Surge in Customer Deposits

Customer deposits saw a substantial rise in February, reaching EGP 14.151trn, compared to EGP 13.821trn in January—an increase of EGP 330bn in just one month.

Government deposits stood at EGP 2.977trn, comprising EGP 2.486trn in local currency and the equivalent of EGP 490.571bn in foreign currencies. Non-government deposits totalled EGP 11.174trn, including EGP 8.019trn in local currency and EGP 3.154trn equivalent in foreign currencies.

Of the local currency deposits, the public business sector held EGP 190.125bn, the private business sector EGP 1.354trn, and the household sector EGP 6.439trn. Non-residents held EGP 36.513bn.

Regarding non-government foreign currency deposits, the public business sector held EGP 184.228bn, the private business sector EGP 1.037trn, the household sector EGP 1.816trn, and non-residents EGP 116.873bn.

Growth in Credit Facilities

Credit facilities provided by banks rose to EGP 8.848trn in February 2025, up from EGP 7.209trn in June 2024—an increase of approximately EGP 1.639trn.

Credit facilities include loans, letters of credit, and guarantees extended to support import operations.

The CBE attributed the growth to an increase in facilities extended to the government, which rose by EGP 1.077trn (30.1%), and to non-government entities, which increased by EGP 561.5bn (15.5%).

Government credit growth was split between EGP 566.9bn in local currency and EGP 510.8bn equivalent in foreign currencies.

Financial position of banks in Egypt rises to EGP 22.039trn in February 2025

As of February, 60.1% of non-government credit facilities were allocated to the private business sector. By sector, industry accounted for 33.1%, services 27.6%, trade 8.5%, and agriculture 1.7%. Unclassified sectors made up 29.1%, of which 29% was directed to the household sector.

Rise in Domestic Liquidity

The banking sector’s domestic liquidity increased by approximately EGP 1.6trn between July 2024 and February 2025, reaching EGP 12.218trn—representing a growth rate of 15.1%.

This increase was driven by a rise in quasi-money of EGP 1.247trn (15.8%) and a growth in the money supply of EGP 352.8bn (13.1%).

The expansion in quasi-money was due to an EGP 736.7bn rise in non-current local currency deposits (13.7%) and an EGP 510.3bn equivalent rise in foreign currency deposits (20.2%). The increase in money supply stemmed from a EGP 382.2bn rise in current local currency deposits (25.9%), partially offset by a decline of EGP 29.4bn (2.4%) in currency circulating outside the banking system.

The CBE noted that the increase in domestic liquidity over the period was the net result of a rise in net domestic assets and a contraction in net foreign assets.
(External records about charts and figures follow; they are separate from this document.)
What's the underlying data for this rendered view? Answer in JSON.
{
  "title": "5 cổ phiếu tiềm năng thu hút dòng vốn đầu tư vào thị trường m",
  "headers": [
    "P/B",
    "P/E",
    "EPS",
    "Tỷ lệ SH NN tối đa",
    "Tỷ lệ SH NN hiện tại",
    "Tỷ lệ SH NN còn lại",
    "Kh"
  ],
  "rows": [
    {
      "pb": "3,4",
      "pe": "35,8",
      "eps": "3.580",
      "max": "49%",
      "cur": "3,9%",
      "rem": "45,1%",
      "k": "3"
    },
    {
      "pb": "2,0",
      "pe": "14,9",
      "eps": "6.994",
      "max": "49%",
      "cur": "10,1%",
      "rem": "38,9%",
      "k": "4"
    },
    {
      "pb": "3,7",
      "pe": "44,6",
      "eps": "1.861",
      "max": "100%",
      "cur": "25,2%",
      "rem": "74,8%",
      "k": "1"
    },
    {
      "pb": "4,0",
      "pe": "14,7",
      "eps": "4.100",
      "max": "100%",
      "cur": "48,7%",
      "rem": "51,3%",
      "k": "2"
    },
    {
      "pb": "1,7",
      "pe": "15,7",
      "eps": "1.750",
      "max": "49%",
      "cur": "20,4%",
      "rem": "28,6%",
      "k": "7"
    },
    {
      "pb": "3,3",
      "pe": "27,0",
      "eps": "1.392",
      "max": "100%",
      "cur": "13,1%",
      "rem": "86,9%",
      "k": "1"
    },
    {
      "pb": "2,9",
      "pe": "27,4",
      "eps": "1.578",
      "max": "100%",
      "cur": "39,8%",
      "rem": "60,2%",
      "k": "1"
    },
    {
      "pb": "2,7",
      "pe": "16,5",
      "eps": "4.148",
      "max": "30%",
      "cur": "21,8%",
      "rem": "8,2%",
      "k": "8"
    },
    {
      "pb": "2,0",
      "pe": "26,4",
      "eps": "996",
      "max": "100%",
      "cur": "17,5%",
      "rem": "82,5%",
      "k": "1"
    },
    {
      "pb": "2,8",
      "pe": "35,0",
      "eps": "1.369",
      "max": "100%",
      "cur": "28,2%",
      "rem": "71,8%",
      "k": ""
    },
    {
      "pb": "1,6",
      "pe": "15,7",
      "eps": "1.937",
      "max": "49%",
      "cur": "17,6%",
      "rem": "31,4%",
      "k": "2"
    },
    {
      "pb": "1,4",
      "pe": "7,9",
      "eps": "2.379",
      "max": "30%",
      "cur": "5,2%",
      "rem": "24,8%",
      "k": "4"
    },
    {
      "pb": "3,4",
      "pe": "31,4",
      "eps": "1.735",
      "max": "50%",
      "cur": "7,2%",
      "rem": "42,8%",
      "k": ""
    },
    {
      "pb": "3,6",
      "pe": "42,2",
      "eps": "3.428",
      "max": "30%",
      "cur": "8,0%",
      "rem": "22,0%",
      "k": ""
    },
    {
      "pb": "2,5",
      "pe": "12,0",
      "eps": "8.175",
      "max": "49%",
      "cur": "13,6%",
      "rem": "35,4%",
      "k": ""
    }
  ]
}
Net Domestic Assets Up, Net Foreign Assets Down

Net domestic assets in the banking system rose by EGP 1.710trn (17.1%) during the July–February period. This was driven by a EGP 3.176trn increase in domestic credit (28.9%) and a EGP 1.465trn decline in net budget items.

Domestic credit growth included EGP 2.601trn in additional net claims on the government, EGP 312.1bn in claims on the private business sector, EGP 83bn on the public business sector, and EGP 180bn on the household sector.

In contrast, net foreign assets in the banking system declined by EGP 110.8bn (17.7%) during the same period.

This fall was the result of a EGP 229.3bn drop in foreign assets at commercial banks, partially offset by an EGP 118.5bn increase in net foreign assets held by the Central Bank.

Reserve Money

Reserve money rose by EGP 387.6bn (19.7%) between July 2024 and February 2025, reaching EGP 2.352trn.

The increase was attributed to a EGP 419bn surge (65.9%) in local currency deposits held by banks at the Central Bank, despite a EGP 31.4bn decrease (2.4%) in cash circulating outside the Central Bank’s vaults.

The CBE stated that the increase in reserve money stemmed from a combination of factors, including a EGP 295.8bn rise in net claims on the government, an EGP 118.5bn increase in net foreign assets, and an EGP 87.5bn rise in net budget items. These were partially offset by a EGP 114.2bn decline in net claims on banks.